Risk Factors For Insulin Resistance
Some medications, stress, and steroids can trigger insulin resistance, but there are other factors to take into account. According to the American Diabetes Association (ADA), you're more likely to develop insulin resistance if you:
- are overweight or obese
- are physically inactive
- large waist circumference
- have a parent or sibling with type 2 diabetes
- have polycystic ovary syndrome
- are over 45 years old
- have a blood pressure over 140/90 mmHg
- have low HDL (good) cholesterol levels
- have high triglyceride levels in your blood.

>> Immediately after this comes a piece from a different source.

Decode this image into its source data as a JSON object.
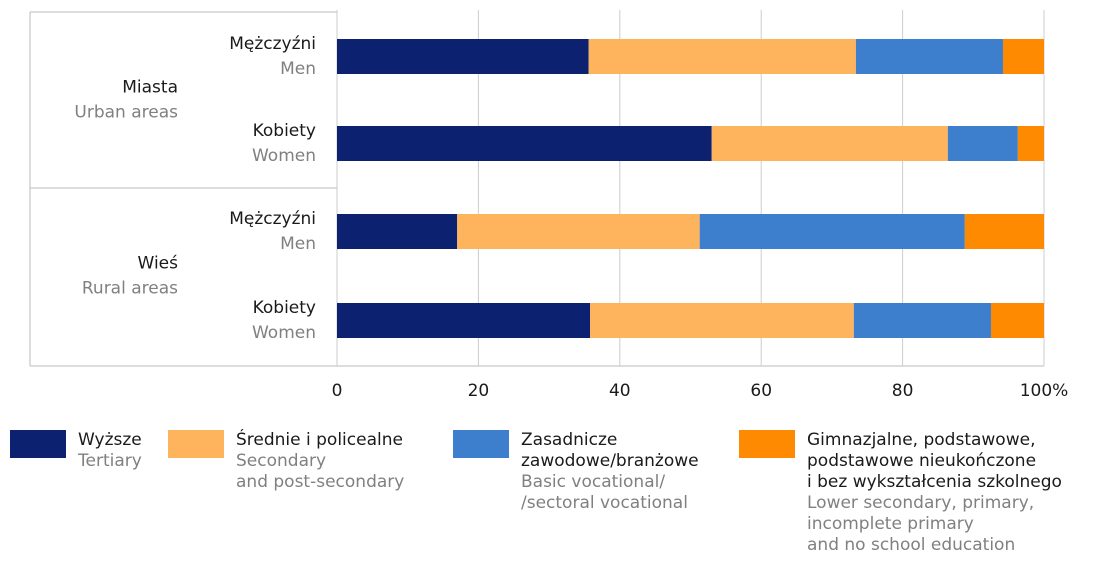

Side Effects Of Insulin Resistance
Type 2 diabetes is the most common complication of insulin resistance. However, it's also linked to:
- high cholesterol
- coronary heart disease and stroke
- certain types of cancer
- fatty liver
- reproductive abnormalities in women
How To Prevent Insulin Resistance
Cut calories. Lower your total intake of calories to help regulate your blood sugar levels. Also, choose foods that have a low glycemic index (they don't cause your blood sugar levels to surge), such as whole grains, vegetables, and legumes. Processed foods, white breads, rice and pasta are examples of high glycemic foods you should avoid. Also cut back on saturated fat intake.
Increase physical activity. Try to get at least 30 minutes of exercise five days a week. Activities can include walking, jogging, gardening, housework, swimming, biking, weight training, yoga, or playing with your children.
Lose weight. The ADA reports that even a loss of 10 pounds can reduce your risk of insulin resistance. Calorie reduction and exercise should help you lose weight. Also try to get more sleep, which aids weight loss.
Lower your blood pressure. Losing weight, more exercise and less salt in your diet are just a few ways to prevent hypertension.
Quit smoking. Cigarette smoking increases cortisol levels in the body. To prevent insulin resistance and diabetes seek professional help to quit smoking if your own efforts have failed.
Learn medication side effects. Ask your doctor if any drug he prescribes for you has a risk of insulin resistance.